Sarah MacDougall: Across The Atlantic www.sarahmacdougall.com
This album comes to us from Vancouver, not previously noted for internationally successful music - Vancouver conjures a significantly different mental image to Seattle, its close neighbour just across the American border. Strange, then, that this music from the shore of the Pacific should be called 'Across the Atlantic', but that reflects Ms MacDougall's split background, her young years having been divided between Sweden and Canada. Something has been made in the press of a Scandinavian folk background to her songs. That's as maybe; it strikes me that's just a useful critical/promotional peg to help her stand out from the crowd a bit. In fact there's not too much that's obscure or difficult going on here. Mostly it's a remarkably skilfully performed and produced album that should travel to pretty much anywhere that English is spoken or understood.

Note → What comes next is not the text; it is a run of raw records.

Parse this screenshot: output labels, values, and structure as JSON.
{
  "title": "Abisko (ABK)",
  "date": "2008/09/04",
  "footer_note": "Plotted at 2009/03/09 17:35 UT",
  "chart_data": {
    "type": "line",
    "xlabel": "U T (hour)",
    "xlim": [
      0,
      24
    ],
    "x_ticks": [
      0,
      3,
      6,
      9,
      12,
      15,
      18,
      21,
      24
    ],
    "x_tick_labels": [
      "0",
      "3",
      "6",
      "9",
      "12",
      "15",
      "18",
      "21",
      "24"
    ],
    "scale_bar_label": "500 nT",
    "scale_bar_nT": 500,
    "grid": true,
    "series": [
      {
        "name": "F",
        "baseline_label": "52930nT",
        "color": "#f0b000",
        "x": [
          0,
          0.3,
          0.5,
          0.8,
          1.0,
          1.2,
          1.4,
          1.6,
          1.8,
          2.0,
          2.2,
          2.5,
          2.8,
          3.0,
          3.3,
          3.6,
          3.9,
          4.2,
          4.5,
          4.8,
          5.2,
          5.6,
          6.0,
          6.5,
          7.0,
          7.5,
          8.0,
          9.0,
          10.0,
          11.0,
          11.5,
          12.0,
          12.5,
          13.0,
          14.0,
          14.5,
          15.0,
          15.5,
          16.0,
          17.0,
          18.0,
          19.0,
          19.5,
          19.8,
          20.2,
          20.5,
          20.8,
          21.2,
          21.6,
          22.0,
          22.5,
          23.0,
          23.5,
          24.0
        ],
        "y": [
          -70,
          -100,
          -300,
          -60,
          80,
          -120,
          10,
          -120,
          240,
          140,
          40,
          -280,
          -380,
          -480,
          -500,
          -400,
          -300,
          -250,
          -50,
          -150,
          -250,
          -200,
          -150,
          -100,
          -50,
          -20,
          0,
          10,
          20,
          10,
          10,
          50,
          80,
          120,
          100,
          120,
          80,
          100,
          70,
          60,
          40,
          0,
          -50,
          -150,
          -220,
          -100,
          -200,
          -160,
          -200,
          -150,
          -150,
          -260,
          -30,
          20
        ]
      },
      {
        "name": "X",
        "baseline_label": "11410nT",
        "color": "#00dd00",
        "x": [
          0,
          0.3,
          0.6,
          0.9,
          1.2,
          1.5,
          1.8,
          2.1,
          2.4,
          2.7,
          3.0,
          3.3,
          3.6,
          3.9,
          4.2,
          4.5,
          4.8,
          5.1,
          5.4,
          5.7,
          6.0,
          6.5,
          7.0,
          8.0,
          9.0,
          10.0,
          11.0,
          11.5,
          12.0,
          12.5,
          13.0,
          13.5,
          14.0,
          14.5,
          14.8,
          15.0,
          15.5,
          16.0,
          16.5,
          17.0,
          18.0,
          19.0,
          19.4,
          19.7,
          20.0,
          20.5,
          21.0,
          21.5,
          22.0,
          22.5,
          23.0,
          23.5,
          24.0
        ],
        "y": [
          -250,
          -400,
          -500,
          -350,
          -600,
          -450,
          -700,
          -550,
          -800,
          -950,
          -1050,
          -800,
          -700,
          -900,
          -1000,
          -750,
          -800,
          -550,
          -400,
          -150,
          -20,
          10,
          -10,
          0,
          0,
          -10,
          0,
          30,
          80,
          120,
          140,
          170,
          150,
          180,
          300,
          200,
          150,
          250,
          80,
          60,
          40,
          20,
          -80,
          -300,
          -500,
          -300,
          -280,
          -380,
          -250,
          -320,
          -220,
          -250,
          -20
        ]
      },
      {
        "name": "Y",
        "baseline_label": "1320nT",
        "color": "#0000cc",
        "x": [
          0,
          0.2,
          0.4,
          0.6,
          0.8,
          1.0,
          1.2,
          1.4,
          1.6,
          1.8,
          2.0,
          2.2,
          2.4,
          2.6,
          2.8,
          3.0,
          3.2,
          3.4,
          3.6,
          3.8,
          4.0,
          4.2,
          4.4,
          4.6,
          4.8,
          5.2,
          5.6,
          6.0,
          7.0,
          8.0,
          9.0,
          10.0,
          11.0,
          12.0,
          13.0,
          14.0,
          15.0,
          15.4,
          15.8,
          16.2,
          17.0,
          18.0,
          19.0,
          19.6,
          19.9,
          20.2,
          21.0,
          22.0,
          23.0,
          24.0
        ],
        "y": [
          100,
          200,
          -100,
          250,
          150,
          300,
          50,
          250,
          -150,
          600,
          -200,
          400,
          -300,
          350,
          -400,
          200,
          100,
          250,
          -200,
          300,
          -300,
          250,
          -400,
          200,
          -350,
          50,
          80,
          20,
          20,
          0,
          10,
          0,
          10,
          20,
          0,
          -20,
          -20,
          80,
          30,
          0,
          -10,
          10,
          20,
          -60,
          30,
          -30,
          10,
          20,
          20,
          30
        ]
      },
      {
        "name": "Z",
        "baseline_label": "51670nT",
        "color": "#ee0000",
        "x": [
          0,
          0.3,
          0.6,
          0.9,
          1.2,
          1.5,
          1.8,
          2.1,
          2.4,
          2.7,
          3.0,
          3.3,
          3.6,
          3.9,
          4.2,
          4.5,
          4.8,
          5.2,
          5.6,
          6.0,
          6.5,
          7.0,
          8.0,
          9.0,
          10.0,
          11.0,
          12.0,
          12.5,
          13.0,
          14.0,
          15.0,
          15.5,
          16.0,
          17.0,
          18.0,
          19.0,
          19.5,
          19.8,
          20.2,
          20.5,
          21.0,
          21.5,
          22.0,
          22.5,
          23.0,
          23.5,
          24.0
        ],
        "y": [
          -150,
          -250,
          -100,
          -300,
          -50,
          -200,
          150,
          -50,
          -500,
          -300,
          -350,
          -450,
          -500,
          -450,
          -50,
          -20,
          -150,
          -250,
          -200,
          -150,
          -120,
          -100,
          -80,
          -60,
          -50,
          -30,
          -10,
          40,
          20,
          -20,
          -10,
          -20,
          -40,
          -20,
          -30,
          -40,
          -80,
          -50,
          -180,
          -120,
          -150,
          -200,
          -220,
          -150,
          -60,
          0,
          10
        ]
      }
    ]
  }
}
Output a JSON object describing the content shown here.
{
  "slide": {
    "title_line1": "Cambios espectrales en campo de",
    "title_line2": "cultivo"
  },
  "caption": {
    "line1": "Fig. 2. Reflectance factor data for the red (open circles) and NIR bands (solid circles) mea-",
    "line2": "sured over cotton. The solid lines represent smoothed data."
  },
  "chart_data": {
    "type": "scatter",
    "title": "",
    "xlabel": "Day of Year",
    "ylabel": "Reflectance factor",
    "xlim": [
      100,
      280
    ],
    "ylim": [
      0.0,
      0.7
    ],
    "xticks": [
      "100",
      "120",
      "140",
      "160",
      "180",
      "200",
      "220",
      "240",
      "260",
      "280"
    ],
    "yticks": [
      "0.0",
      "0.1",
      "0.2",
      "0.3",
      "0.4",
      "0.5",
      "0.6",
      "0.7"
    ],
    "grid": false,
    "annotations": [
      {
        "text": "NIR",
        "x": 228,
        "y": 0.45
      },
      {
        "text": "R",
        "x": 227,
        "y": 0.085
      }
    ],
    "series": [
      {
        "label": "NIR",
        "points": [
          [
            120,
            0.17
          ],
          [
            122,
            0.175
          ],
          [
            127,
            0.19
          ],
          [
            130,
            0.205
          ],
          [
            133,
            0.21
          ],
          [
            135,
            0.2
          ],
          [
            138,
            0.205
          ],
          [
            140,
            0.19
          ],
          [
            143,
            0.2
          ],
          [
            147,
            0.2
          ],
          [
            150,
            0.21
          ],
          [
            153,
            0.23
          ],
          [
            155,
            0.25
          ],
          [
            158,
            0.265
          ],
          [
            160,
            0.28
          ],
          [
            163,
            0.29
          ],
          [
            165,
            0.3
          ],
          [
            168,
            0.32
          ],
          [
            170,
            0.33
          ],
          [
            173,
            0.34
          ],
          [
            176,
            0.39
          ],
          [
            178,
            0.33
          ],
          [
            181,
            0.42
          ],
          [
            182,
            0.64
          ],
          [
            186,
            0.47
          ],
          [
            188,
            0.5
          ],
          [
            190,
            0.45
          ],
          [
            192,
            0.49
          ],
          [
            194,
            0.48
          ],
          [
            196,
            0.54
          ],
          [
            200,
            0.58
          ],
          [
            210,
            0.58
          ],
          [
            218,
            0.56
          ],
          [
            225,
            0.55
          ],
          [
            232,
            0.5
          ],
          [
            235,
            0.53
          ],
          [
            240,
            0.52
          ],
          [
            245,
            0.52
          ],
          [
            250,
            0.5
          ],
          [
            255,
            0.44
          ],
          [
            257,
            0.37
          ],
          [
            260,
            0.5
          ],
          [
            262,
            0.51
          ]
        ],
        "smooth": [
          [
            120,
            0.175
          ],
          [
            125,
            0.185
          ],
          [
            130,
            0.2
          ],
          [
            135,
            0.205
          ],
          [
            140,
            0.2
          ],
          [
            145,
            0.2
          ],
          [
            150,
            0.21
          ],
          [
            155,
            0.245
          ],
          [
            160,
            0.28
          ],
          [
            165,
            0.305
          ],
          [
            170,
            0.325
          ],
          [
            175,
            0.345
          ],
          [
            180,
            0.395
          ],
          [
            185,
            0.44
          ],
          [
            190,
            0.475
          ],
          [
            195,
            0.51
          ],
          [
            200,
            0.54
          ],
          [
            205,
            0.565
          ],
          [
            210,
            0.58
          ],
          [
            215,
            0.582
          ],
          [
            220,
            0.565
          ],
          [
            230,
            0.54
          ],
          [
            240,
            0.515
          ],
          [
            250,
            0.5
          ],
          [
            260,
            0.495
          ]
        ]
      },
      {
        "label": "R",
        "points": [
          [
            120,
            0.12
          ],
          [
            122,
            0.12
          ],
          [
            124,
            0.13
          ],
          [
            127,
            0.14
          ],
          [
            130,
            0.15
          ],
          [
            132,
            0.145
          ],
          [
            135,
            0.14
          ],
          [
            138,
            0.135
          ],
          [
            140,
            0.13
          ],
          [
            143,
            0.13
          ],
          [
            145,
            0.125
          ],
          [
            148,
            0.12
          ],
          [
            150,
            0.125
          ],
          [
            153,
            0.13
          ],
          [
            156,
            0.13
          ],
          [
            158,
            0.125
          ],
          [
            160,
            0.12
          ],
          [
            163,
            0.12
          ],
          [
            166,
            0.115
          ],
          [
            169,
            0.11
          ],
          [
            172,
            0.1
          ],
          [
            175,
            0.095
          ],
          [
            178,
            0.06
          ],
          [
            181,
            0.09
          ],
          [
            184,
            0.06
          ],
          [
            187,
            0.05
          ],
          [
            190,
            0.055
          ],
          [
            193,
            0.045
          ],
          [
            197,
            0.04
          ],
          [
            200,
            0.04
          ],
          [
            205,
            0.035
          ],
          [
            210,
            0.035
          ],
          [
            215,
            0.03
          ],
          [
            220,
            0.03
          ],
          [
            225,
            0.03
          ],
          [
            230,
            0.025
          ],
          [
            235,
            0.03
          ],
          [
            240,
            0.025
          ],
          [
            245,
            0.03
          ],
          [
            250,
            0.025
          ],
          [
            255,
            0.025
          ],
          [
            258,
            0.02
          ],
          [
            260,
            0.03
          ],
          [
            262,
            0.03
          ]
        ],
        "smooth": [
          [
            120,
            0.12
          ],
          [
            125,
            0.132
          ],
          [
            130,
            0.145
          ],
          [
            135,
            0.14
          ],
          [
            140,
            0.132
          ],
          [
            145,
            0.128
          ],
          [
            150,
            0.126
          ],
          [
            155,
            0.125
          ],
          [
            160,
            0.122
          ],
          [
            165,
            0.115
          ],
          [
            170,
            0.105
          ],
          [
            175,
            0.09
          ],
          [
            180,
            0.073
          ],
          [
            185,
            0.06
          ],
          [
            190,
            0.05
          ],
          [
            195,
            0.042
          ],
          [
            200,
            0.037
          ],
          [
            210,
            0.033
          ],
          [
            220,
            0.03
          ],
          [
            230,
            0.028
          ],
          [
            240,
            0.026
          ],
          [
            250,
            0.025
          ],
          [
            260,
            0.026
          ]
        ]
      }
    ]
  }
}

At its most upbeat, 'Across the Atlantic' has songs that do the Amy MacDonald thing: gloriously energetic, strongly rhythmic, driven along by crisp drumming and with the lyric absolutely at the service of a tuneful bounce that communicates itself instantaneously. 'Cry Wolf', for example, has halls full of people dancing, I'm sure, wherever she plays and it certainly has me dancing round the kitchen; however, the energy of the song belies the reflective, slightly anguished, lyric - not that you'd notice as you sing cheerfully along to the chorus. The album divides fairly evenly between these sort of numbers and much slower tunes with the space in them to indulge a bluer, more reflective mood. A couple of times, on 'I've Got Your Back' and 'Ramblin' ', this comes off as distinctly Lucinda Williams-ish which is due in no small part to Tim Tweeddale's steel guitar and dobro playing. It's also a tribute to the strength of Sarah's lyric and the emotional intensity of her singing. Her voice is the star instrument here, so strong, warm and authoritative with that folk music warble at times, like Joan Baez or even Buffy St. Marie.
The furthest she gets from a mainstream approach is on 'Crow's Lament' and ''Hundred Dollar Bills'; with their 2/4 time signatures (which does indeed evoke European folk music) and distinctly spooky lyrical references, as if Rennie Sparks had popped in with some ideas for a song or two. Different again is the closing song, 'Goodbye Julie' . Very quiet and reflective, the lyric is enigmatically inconsequential; sung in a wistful frame of mind at the end of the relationship, the question is - is this the end? The two people involved are not currently communicating but the feeling persists that neither has quite given up on the other for good. It's a nicely sophisticated and self-confident note on which to end a hugely impressive debut record.